Honors College Theses

Publication Date

11-5-2020

Major

History (B.A.)

Document Type and Release Option

Thesis (open access)

Faculty Mentor

Dr. James Todesca

Abstract

During the fifth century, many Germanic peoples in Roman service assumed control over vast swathes of the Western Empire. Among these peoples were the Franks, who lend their name to the modern European nation of France. Thus, a question arises regarding how this came to be: how did illiterate tribes from Germania create a culture of their own that supplanted the Romans? Through an analysis of Frankish legal texts like the Lex Salica and the Capitularies of Charlemagne, this paper argues that the Franks forged their own identity by first formalizing their Germanic customs in the early sixth century and then by imposing more sweeping laws in the eighth and ninth centuries that portrayed them as champions of Christianity.

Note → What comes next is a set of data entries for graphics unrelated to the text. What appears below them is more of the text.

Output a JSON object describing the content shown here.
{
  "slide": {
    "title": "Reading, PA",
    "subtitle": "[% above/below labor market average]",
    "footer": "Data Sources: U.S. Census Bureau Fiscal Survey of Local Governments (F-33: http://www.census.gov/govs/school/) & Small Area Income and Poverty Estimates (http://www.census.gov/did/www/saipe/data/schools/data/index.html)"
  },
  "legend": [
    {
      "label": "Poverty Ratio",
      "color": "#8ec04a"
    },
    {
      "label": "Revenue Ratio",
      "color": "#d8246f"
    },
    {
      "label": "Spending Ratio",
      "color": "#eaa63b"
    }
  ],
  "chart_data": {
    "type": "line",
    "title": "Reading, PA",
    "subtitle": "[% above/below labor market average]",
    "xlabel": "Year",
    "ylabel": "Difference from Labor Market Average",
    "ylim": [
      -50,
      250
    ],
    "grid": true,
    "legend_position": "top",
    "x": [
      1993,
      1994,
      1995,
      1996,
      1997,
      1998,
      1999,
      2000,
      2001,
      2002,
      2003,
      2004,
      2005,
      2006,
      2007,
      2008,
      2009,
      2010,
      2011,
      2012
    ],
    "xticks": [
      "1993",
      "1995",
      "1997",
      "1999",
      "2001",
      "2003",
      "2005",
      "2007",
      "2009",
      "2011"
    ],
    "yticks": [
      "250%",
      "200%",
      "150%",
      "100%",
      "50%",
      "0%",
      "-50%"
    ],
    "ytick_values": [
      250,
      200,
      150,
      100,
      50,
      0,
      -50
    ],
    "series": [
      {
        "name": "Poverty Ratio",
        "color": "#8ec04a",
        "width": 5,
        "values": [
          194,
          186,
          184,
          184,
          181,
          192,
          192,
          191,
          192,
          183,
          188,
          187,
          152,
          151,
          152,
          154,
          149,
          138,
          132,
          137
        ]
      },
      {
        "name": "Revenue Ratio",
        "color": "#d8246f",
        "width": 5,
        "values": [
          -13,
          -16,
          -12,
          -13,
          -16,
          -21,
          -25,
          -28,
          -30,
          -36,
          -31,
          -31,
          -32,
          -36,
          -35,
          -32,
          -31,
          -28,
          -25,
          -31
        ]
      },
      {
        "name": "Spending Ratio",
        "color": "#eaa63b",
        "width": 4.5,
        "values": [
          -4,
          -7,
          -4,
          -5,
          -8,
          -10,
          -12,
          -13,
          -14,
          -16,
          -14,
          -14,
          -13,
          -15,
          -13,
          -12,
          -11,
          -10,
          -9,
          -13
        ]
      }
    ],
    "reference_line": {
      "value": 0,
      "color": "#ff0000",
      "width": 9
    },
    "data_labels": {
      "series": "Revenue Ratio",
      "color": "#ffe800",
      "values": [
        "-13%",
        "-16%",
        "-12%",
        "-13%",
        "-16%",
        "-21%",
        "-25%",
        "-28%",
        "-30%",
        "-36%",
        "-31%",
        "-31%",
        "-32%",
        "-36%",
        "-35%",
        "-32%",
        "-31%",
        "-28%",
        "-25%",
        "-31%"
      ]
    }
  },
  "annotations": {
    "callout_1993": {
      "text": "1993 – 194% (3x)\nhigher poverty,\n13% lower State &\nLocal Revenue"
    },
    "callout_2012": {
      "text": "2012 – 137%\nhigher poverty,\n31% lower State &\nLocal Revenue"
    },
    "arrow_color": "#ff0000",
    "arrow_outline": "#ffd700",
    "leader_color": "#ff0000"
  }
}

Ultimately, through the use of these institutions, the Franks instilled in themselves and their neighbors the idea of what it meant to be Frankish and established arguably the greatest successor state in the western Roman provinces.

Thesis Summary

The Germanic Franks of the fifth century assumed control of Gaul, and through their writing of customary tribal law of the Lex Salica, and later the capitularies of Charlemagne that extended over all the peoples they conquered, they created an identity based on the Christian faith.